Frans van Schooten | |
Birth Date: | 1615 |
Birth Place: | Leiden, Dutch Republic |
Death Date: | 29 May 1660 |
Death Place: | Leiden, Dutch Republic |
Fields: | Mathematics |
Known For: | Van Schooten's theorem |
Frans van Schooten Jr. also rendered as Franciscus van Schooten (15 May 1615, Leiden – 29 May 1660, Leiden) was a Dutch mathematician who is most known for popularizing the analytic geometry of René Descartes.
Van Schooten's father, was a professor of mathematics at the University of Leiden, having Christiaan Huygens, Johann van Waveren Hudde, and René de Sluze as students.
Van Schooten met Descartes in 1632 and read his Géométrie (an appendix to his Discours de la méthode) while it was still unpublished. Finding it hard to understand, he went to France to study the works of other important mathematicians of his time, such as François Viète and Pierre de Fermat. When Frans van Schooten returned to his home in Leiden in 1646, he inherited his father's position and one of his most important pupils, Huygens.

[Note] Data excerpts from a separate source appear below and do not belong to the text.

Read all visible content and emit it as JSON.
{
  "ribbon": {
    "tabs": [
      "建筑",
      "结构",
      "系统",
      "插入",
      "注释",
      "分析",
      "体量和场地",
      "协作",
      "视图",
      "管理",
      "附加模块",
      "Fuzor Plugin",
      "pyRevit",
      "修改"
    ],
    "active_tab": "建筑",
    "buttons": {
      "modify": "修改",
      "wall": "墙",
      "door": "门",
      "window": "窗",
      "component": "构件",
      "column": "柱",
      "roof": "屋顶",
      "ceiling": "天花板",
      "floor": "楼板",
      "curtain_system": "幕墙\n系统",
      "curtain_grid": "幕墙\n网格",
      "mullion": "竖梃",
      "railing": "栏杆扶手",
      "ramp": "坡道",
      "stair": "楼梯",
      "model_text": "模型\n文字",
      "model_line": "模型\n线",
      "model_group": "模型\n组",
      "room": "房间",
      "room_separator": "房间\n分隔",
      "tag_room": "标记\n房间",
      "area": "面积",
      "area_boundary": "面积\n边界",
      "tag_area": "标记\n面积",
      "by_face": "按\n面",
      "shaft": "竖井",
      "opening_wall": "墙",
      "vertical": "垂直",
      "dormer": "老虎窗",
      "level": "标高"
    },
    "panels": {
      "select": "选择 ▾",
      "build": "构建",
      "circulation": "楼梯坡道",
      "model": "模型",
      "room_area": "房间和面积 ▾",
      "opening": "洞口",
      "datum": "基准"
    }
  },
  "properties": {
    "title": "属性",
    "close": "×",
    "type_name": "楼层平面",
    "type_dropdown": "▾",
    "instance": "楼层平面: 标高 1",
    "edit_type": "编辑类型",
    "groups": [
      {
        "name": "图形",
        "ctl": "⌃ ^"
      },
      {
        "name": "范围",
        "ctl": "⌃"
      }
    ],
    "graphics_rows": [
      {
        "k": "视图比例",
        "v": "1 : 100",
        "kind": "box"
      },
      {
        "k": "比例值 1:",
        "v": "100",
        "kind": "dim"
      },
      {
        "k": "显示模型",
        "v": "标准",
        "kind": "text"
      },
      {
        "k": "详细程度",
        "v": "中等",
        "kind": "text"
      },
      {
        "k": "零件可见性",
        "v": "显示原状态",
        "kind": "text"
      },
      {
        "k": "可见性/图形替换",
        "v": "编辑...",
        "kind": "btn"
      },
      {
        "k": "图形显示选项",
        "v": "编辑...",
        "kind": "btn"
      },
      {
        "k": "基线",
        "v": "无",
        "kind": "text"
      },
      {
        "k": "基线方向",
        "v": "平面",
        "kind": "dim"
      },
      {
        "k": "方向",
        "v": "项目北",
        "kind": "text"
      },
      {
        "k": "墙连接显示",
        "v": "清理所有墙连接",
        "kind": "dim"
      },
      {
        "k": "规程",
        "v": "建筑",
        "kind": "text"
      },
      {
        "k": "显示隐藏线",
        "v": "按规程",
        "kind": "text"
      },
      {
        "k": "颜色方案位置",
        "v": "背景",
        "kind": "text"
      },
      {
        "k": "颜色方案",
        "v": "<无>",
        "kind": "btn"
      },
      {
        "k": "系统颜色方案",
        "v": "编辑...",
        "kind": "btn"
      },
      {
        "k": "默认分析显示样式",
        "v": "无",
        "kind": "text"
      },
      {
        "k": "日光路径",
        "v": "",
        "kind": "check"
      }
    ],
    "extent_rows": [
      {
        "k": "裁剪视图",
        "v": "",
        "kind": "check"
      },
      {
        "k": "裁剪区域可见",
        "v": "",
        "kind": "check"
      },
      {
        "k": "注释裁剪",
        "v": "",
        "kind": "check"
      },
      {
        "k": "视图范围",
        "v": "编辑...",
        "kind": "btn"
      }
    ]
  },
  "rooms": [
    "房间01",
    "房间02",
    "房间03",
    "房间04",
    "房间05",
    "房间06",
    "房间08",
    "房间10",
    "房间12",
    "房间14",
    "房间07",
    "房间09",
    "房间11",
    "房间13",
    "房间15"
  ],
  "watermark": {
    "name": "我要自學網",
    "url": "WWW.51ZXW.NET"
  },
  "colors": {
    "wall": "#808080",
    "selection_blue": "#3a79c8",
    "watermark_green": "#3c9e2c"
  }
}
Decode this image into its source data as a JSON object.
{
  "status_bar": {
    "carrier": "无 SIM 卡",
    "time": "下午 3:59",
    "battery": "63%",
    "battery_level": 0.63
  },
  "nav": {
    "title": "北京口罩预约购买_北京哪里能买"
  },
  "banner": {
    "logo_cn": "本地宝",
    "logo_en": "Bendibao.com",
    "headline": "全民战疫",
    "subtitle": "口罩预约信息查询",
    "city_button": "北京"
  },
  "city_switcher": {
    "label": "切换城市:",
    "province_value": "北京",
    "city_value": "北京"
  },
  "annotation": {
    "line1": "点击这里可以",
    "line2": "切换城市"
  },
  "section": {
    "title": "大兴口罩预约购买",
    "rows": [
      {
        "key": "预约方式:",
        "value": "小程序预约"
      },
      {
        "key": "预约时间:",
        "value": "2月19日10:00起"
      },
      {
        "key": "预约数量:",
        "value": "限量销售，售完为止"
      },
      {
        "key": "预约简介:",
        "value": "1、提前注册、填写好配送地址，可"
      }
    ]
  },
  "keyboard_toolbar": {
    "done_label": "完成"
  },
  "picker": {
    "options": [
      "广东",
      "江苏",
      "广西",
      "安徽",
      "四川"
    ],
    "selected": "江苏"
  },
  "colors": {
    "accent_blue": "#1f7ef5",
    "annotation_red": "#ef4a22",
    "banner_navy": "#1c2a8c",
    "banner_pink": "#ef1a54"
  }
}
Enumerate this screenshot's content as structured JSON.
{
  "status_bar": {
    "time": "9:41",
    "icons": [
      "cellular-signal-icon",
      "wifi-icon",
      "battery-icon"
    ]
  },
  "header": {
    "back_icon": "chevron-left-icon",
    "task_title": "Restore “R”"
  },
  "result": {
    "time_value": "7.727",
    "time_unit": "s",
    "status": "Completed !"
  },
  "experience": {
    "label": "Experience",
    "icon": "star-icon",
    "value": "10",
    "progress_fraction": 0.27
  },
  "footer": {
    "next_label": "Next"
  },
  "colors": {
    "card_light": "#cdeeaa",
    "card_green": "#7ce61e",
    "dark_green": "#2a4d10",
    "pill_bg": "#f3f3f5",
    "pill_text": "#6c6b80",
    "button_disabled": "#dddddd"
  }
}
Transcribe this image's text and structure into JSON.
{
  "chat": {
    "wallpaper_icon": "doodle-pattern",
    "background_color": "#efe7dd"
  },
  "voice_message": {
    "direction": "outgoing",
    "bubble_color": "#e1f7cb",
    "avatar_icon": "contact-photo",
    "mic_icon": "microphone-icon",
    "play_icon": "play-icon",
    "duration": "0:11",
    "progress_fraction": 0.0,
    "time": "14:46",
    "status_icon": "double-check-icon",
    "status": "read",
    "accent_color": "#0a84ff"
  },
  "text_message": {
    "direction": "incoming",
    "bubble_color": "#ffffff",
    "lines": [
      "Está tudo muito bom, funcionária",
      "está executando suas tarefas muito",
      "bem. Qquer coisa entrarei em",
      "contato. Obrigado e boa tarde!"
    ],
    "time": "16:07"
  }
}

The pendant marriage portraits of him and his wife Margrieta Wijnants were painted by Rembrandt and are kept in the National Gallery of Art:[1]
Van Schooten's 1649 Latin translation of and commentary on Descartes' Géométrie was valuable in that it made the work comprehensible to the broader mathematical community, and thus was responsible for the spread of analytic geometry to the world.
Over the next decade he enlisted the aid of other mathematicians of the time, de Beaune, Hudde, Heuraet, de Witt and expanded the commentaries to two volumes, published in 1659 and 1661. This edition and its extensive commentaries was far more influential than the 1649 edition. It was this edition that Gottfried Leibniz and Isaac Newton knew.
Van Schooten was one of the first to suggest, in exercises published in 1657, that these ideas be extended to three-dimensional space. Van Schooten's efforts also made Leiden the centre of the mathematical community for a short period in the middle of the seventeenth century.
In elementary geometry Van Schooten's theorem is named after him.